Editor's Own / History

The Nobel Prize: A History of Controversy

nobel-prize-award-overview

On Tuesday this year’s Nobel Laureates receive their awards. The choice of ‘Abolish Nuclear Weapons’ to receive the Peace Prize has stirred up no small debate. But it’s not the first time a winner has left people confused…


Alexander Brett


1918: Fritz Haber


Fritz Haber was awarded the Nobel Prize in Chemistry for the invention of the Fritz-Haber Process, a process that permitted the large scale production of ammonia. Haber was known to develop chlorine gas during the Great War, defending its use even after receiving his award.


1945: Alexander Fleming


Alexander Fleming, creator of penicillin, admitted after receiving the award that his discovery was a complete accident.

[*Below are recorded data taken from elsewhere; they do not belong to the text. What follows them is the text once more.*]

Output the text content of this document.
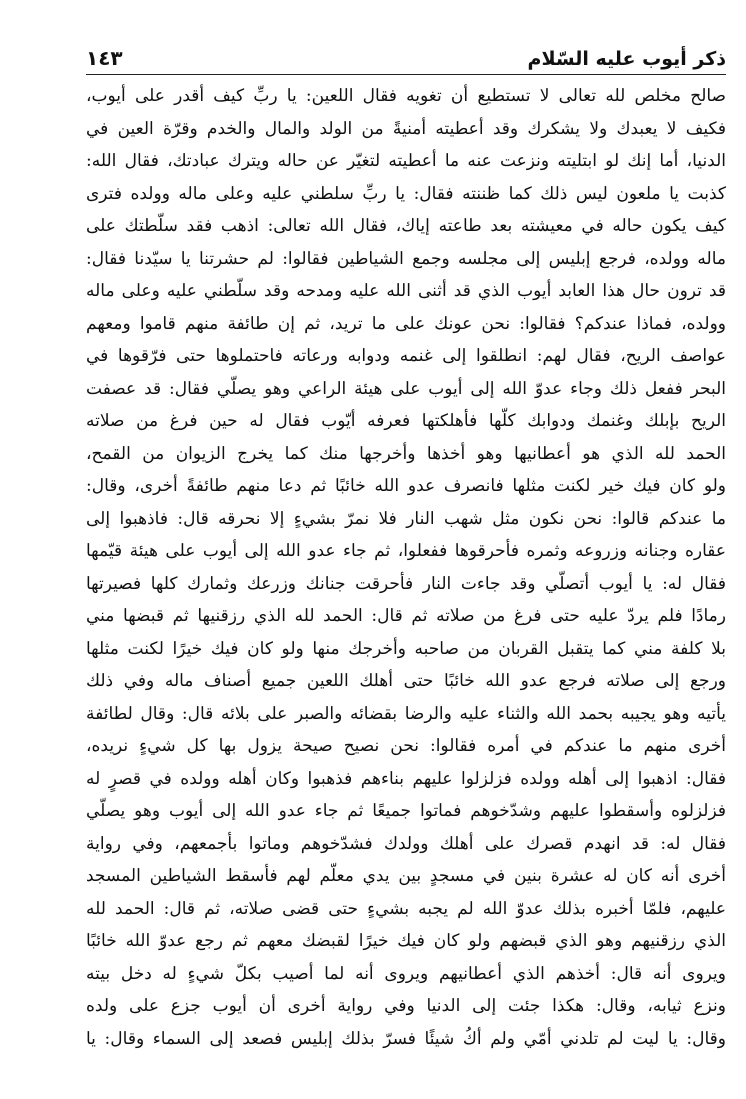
ذكر أيوب عليه السّلام
١٤٣
صالح مخلص لله تعالى لا تستطيع أن تغويه فقال اللعين: يا ربِّ كيف أقدر على أيوب،
فكيف لا يعبدك ولا يشكرك وقد أعطيته أمنيةً من الولد والمال والخدم وقرّة العين في
الدنيا، أما إنك لو ابتليته ونزعت عنه ما أعطيته لتغيّر عن حاله ويترك عبادتك، فقال الله:
كذبت يا ملعون ليس ذلك كما ظننته فقال: يا ربِّ سلطني عليه وعلى ماله وولده فترى
كيف يكون حاله في معيشته بعد طاعته إياك، فقال الله تعالى: اذهب فقد سلّطتك على
ماله وولده، فرجع إبليس إلى مجلسه وجمع الشياطين فقالوا: لم حشرتنا يا سيّدنا فقال:
قد ترون حال هذا العابد أيوب الذي قد أثنى الله عليه ومدحه وقد سلّطني عليه وعلى ماله
وولده، فماذا عندكم؟ فقالوا: نحن عونك على ما تريد، ثم إن طائفة منهم قاموا ومعهم
عواصف الريح، فقال لهم: انطلقوا إلى غنمه ودوابه ورعاته فاحتملوها حتى فرّقوها في
البحر ففعل ذلك وجاء عدوّ الله إلى أيوب على هيئة الراعي وهو يصلّي فقال: قد عصفت
الريح بإبلك وغنمك ودوابك كلّها فأهلكتها فعرفه أيّوب فقال له حين فرغ من صلاته
الحمد لله الذي هو أعطانيها وهو أخذها وأخرجها منك كما يخرج الزيوان من القمح،
ولو كان فيك خير لكنت مثلها فانصرف عدو الله خائبًا ثم دعا منهم طائفةً أخرى، وقال:
ما عندكم قالوا: نحن نكون مثل شهب النار فلا نمرّ بشيءٍ إلا نحرقه قال: فاذهبوا إلى
عقاره وجنانه وزروعه وثمره فأحرقوها ففعلوا، ثم جاء عدو الله إلى أيوب على هيئة قيّمها
فقال له: يا أيوب أتصلّي وقد جاءت النار فأحرقت جنانك وزرعك وثمارك كلها فصيرتها
رمادًا فلم يردّ عليه حتى فرغ من صلاته ثم قال: الحمد لله الذي رزقنيها ثم قبضها مني
بلا كلفة مني كما يتقبل القربان من صاحبه وأخرجك منها ولو كان فيك خيرًا لكنت مثلها
ورجع إلى صلاته فرجع عدو الله خائبًا حتى أهلك اللعين جميع أصناف ماله وفي ذلك
يأتيه وهو يجيبه بحمد الله والثناء عليه والرضا بقضائه والصبر على بلائه قال: وقال لطائفة
أخرى منهم ما عندكم في أمره فقالوا: نحن نصيح صيحة يزول بها كل شيءٍ نريده،
فقال: اذهبوا إلى أهله وولده فزلزلوا عليهم بناءهم فذهبوا وكان أهله وولده في قصرٍ له
فزلزلوه وأسقطوا عليهم وشدّخوهم فماتوا جميعًا ثم جاء عدو الله إلى أيوب وهو يصلّي
فقال له: قد انهدم قصرك على أهلك وولدك فشدّخوهم وماتوا بأجمعهم، وفي رواية
أخرى أنه كان له عشرة بنين في مسجدٍ بين يدي معلّم لهم فأسقط الشياطين المسجد
عليهم، فلمّا أخبره بذلك عدوّ الله لم يجبه بشيءٍ حتى قضى صلاته، ثم قال: الحمد لله
الذي رزقنيهم وهو الذي قبضهم ولو كان فيك خيرًا لقبضك معهم ثم رجع عدوّ الله خائبًا
ويروى أنه قال: أخذهم الذي أعطانيهم ويروى أنه لما أصيب بكلّ شيءٍ له دخل بيته
ونزع ثيابه، وقال: هكذا جئت إلى الدنيا وفي رواية أخرى أن أيوب جزع على ولده
وقال: يا ليت لم تلدني أمّي ولم أكُ شيئًا فسرّ بذلك إبليس فصعد إلى السماء وقال: يا
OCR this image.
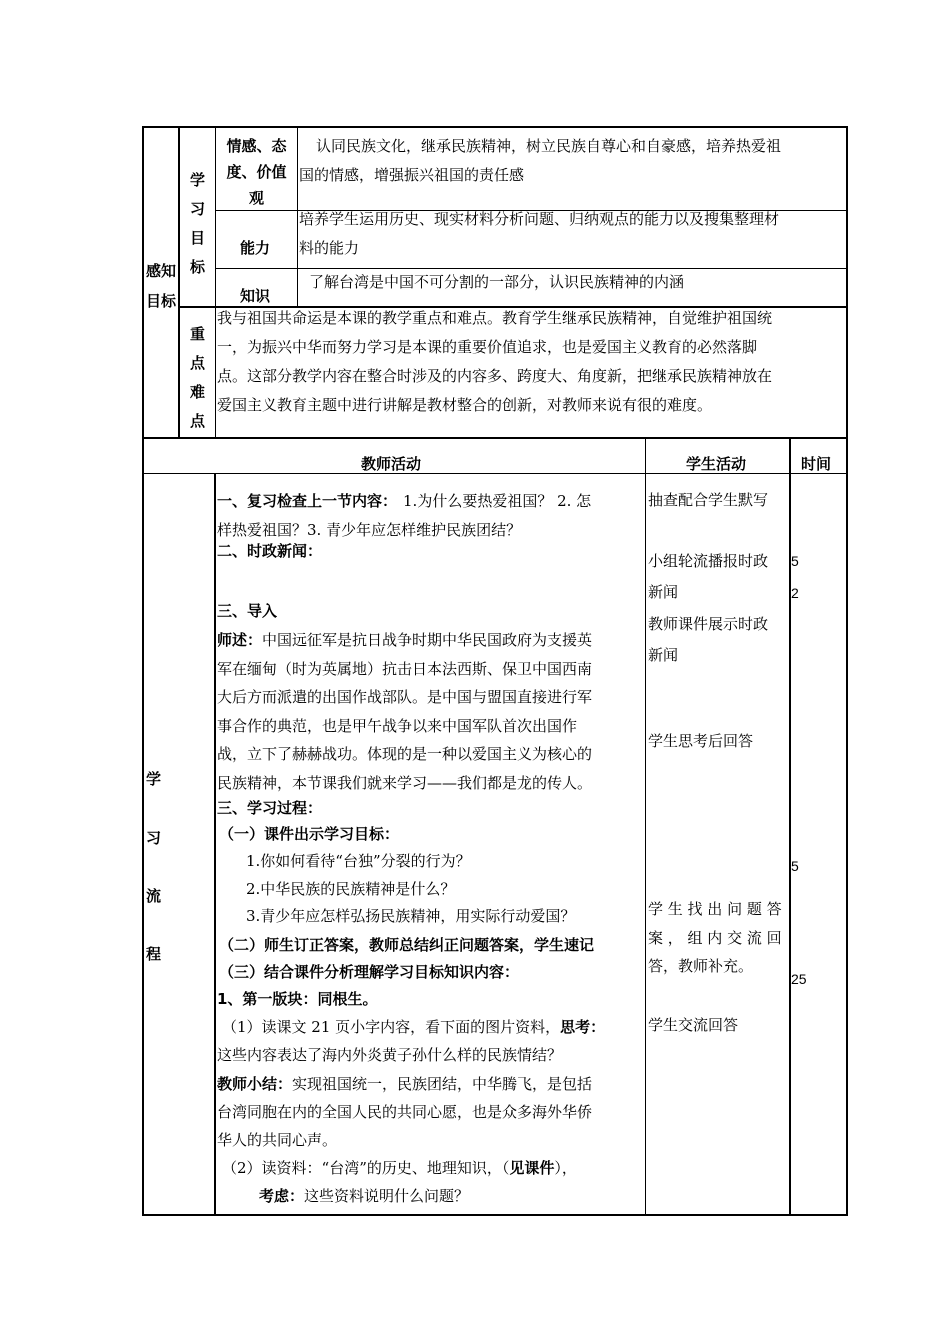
感知
目标
学
习
目
标
重
点
难
点
情感、态
度、价值
观
认同民族文化，继承民族精神，树立民族自尊心和自豪感，培养热爱祖
国的情感，增强振兴祖国的责任感
能力
培养学生运用历史、现实材料分析问题、归纳观点的能力以及搜集整理材
料的能力
知识
了解台湾是中国不可分割的一部分，认识民族精神的内涵
我与祖国共命运是本课的教学重点和难点。教育学生继承民族精神，自觉维护祖国统
一，为振兴中华而努力学习是本课的重要价值追求，也是爱国主义教育的必然落脚
点。这部分教学内容在整合时涉及的内容多、跨度大、角度新，把继承民族精神放在
爱国主义教育主题中进行讲解是教材整合的创新，对教师来说有很的难度。
教师活动	学生活动	时间
学
习
流
程
一、复习检查上一节内容： 1.为什么要热爱祖国？ 2. 怎
样热爱祖国？3. 青少年应怎样维护民族团结？
二、时政新闻：
三、导入
师述：中国远征军是抗日战争时期中华民国政府为支援英
军在缅甸（时为英属地）抗击日本法西斯、保卫中国西南
大后方而派遣的出国作战部队。是中国与盟国直接进行军
事合作的典范，也是甲午战争以来中国军队首次出国作
战，立下了赫赫战功。体现的是一种以爱国主义为核心的
民族精神，本节课我们就来学习——我们都是龙的传人。
三、学习过程：
（一）课件出示学习目标：
1.你如何看待“台独”分裂的行为？
2.中华民族的民族精神是什么？
3.青少年应怎样弘扬民族精神，用实际行动爱国？
（二）师生订正答案，教师总结纠正问题答案，学生速记
（三）结合课件分析理解学习目标知识内容：
1、第一版块：同根生。
（1）读课文 21 页小字内容，看下面的图片资料，思考：
这些内容表达了海内外炎黄子孙什么样的民族情结？
教师小结：实现祖国统一，民族团结，中华腾飞，是包括
台湾同胞在内的全国人民的共同心愿，也是众多海外华侨
华人的共同心声。
（2）读资料：“台湾”的历史、地理知识，（见课件），
考虑：这些资料说明什么问题？
抽查配合学生默写
小组轮流播报时政
新闻
教师课件展示时政
新闻
学生思考后回答
学 生 找 出 问 题 答
案 ， 组 内 交 流 回
答，教师补充。
学生交流回答
5
2
5
25
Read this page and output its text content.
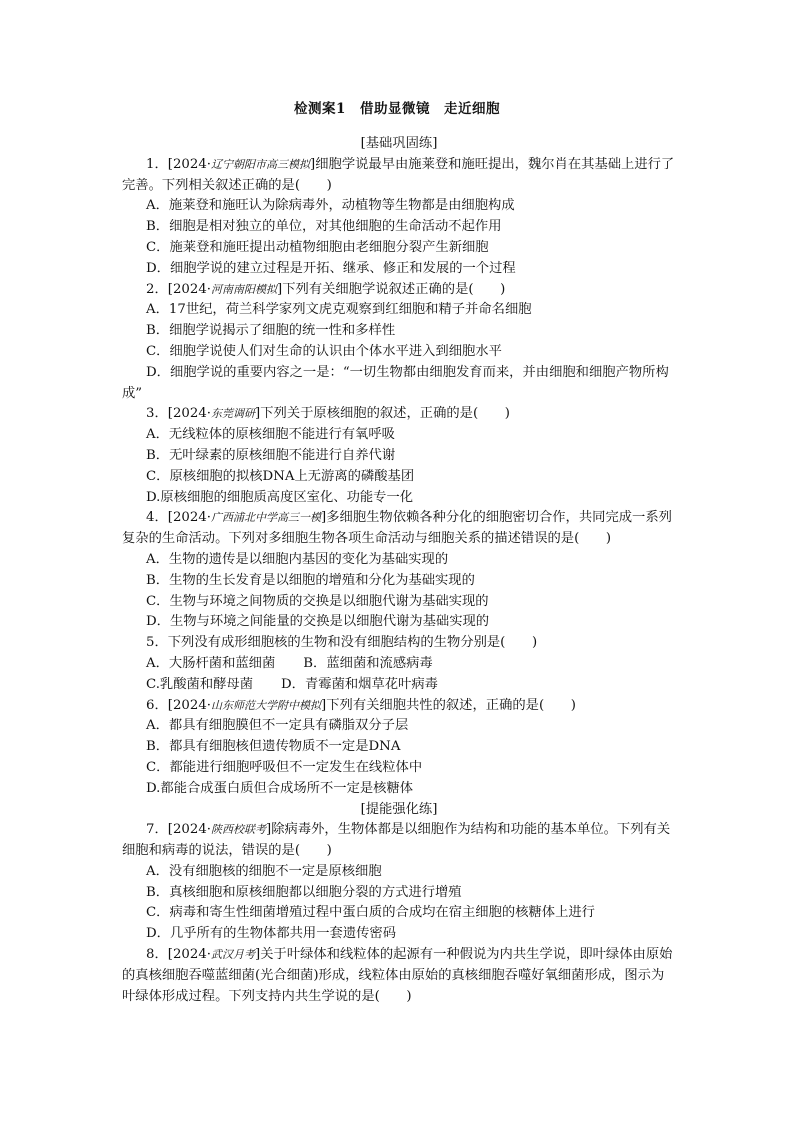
检测案1　借助显微镜　走近细胞
[基础巩固练]
1．[2024·辽宁朝阳市高三模拟]细胞学说最早由施莱登和施旺提出，魏尔肖在其基础上进行了完善。下列相关叙述正确的是(　　)
A．施莱登和施旺认为除病毒外，动植物等生物都是由细胞构成
B．细胞是相对独立的单位，对其他细胞的生命活动不起作用
C．施莱登和施旺提出动植物细胞由老细胞分裂产生新细胞
D．细胞学说的建立过程是开拓、继承、修正和发展的一个过程
2．[2024·河南南阳模拟]下列有关细胞学说叙述正确的是(　　)
A．17世纪，荷兰科学家列文虎克观察到红细胞和精子并命名细胞
B．细胞学说揭示了细胞的统一性和多样性
C．细胞学说使人们对生命的认识由个体水平进入到细胞水平
D．细胞学说的重要内容之一是：“一切生物都由细胞发育而来，并由细胞和细胞产物所构成”
3．[2024·东莞调研]下列关于原核细胞的叙述，正确的是(　　)
A．无线粒体的原核细胞不能进行有氧呼吸
B．无叶绿素的原核细胞不能进行自养代谢
C．原核细胞的拟核DNA上无游离的磷酸基团
D.原核细胞的细胞质高度区室化、功能专一化
4．[2024·广西浦北中学高三一模]多细胞生物依赖各种分化的细胞密切合作，共同完成一系列复杂的生命活动。下列对多细胞生物各项生命活动与细胞关系的描述错误的是(　　)
A．生物的遗传是以细胞内基因的变化为基础实现的
B．生物的生长发育是以细胞的增殖和分化为基础实现的
C．生物与环境之间物质的交换是以细胞代谢为基础实现的
D．生物与环境之间能量的交换是以细胞代谢为基础实现的
5．下列没有成形细胞核的生物和没有细胞结构的生物分别是(　　)
A．大肠杆菌和蓝细菌 B．蓝细菌和流感病毒
C.乳酸菌和酵母菌 D．青霉菌和烟草花叶病毒
6．[2024·山东师范大学附中模拟]下列有关细胞共性的叙述，正确的是(　　)
A．都具有细胞膜但不一定具有磷脂双分子层
B．都具有细胞核但遗传物质不一定是DNA
C．都能进行细胞呼吸但不一定发生在线粒体中
D.都能合成蛋白质但合成场所不一定是核糖体
[提能强化练]
7．[2024·陕西校联考]除病毒外，生物体都是以细胞作为结构和功能的基本单位。下列有关细胞和病毒的说法，错误的是(　　)
A．没有细胞核的细胞不一定是原核细胞
B．真核细胞和原核细胞都以细胞分裂的方式进行增殖
C．病毒和寄生性细菌增殖过程中蛋白质的合成均在宿主细胞的核糖体上进行
D．几乎所有的生物体都共用一套遗传密码
8．[2024·武汉月考]关于叶绿体和线粒体的起源有一种假说为内共生学说，即叶绿体由原始的真核细胞吞噬蓝细菌(光合细菌)形成，线粒体由原始的真核细胞吞噬好氧细菌形成，图示为叶绿体形成过程。下列支持内共生学说的是(　　)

1948 (2006): Mahatma Ghandi


A once notorious terrorist, Ghandi founded religious pluralism in post-colonial India. Ghandi never picked up the award in person, having been assassinated a few months before he was due to. It took until 2006 for the committee to declare him winner, as in 1948 no prize had been awarded because it was thought there was no living person worthy.


1949: António Egas Moniz


Portuguese neurologist António Egas Moniz was awarded the Nobel Prize in Physiology for devising the lobotomy (an operation where part of the brain is cut away) as a cure for mental disorders. The practice has since been all but abandoned.


1973: Henry Kissinger and Lê Đức Thọ


1973 saw a stand-off between US Secretary of State Henry Kissinger and North Vietnam’s negotiator Lê Đức Thọ when Kissinger was praised for his role in brokering peace just eight months after ordering a bombing raid of Hanoi. Đức Thọ declined his half of the award and two members of the committee resigned in protest.


1974: Eyvind Johnson and Harry Martinson


Native bias was most obvious in 1974 when joint winners of the Nobel Prize for Literature Eyvind Johnson and Harry Martinson, little-known even in Sweden, fended off competitors that included Graham Greene, Saul Bellow and Vladimir Nabokov.


1994: Yasser Arafat, Yitzhat Rabin and Shimon Peres


In 1994 Palestinian leader Yasser Arafat, Israeli Prime Minister Yitzhak Rabin and his foreign minister Shimon Peres returned to Oslo, the city in which they’d signed their legendary peace accords. Like the accords, the Peace Prize did little to improve Israeli-Palestinian relations. Arafat continued to order drive-by shootings and kidnappings until his death in 2004.


2008: AstraZeneca plc


The Nobel Prize gained a murky reputation when it emerged that AstraZeneca, a pharmaceutical company that held large shares in HPV vaccines, had strong links with two of the committee’s members. Swedish anti-corruption police raided committee members’ homes and company headquarters, but charges were later dropped.


2009: Barack Obama


Barack Obama was awarded the Peace Prize just nine months into his first term leaving many, even his own supporters, questioning its legitimacy. Former director of the Nobel Institute, Geir Lundestad, wrote in his autobiography that the committee had only awarded Obama the prize as they hoped it would strengthen his policies in the future.


2012: The European Union


In 2012 the Peace Prize went not to an individual, but an organisation. While, it was widely agreed, the European Union was worthy of it, some criticised the timing, given that the European Central Bank was in the process of bailing out Greece.


2016: Bob Dylan


 

Bob Dylan, who won the Literature Prize last year, is not the only winner to have refused it. So have Jean-Paul Sartre in 1964, Doctor Zhivago Boris Pasternak in 1958 (forced to do so by the Soviet Politburo) and Aleksandr Solzhenitsyn in 1970, who was allowed to collect the prize but didn’t, as he feared he wouldn’t be re-admitted to the USSR (he was expelled in 1974, so could collect it then).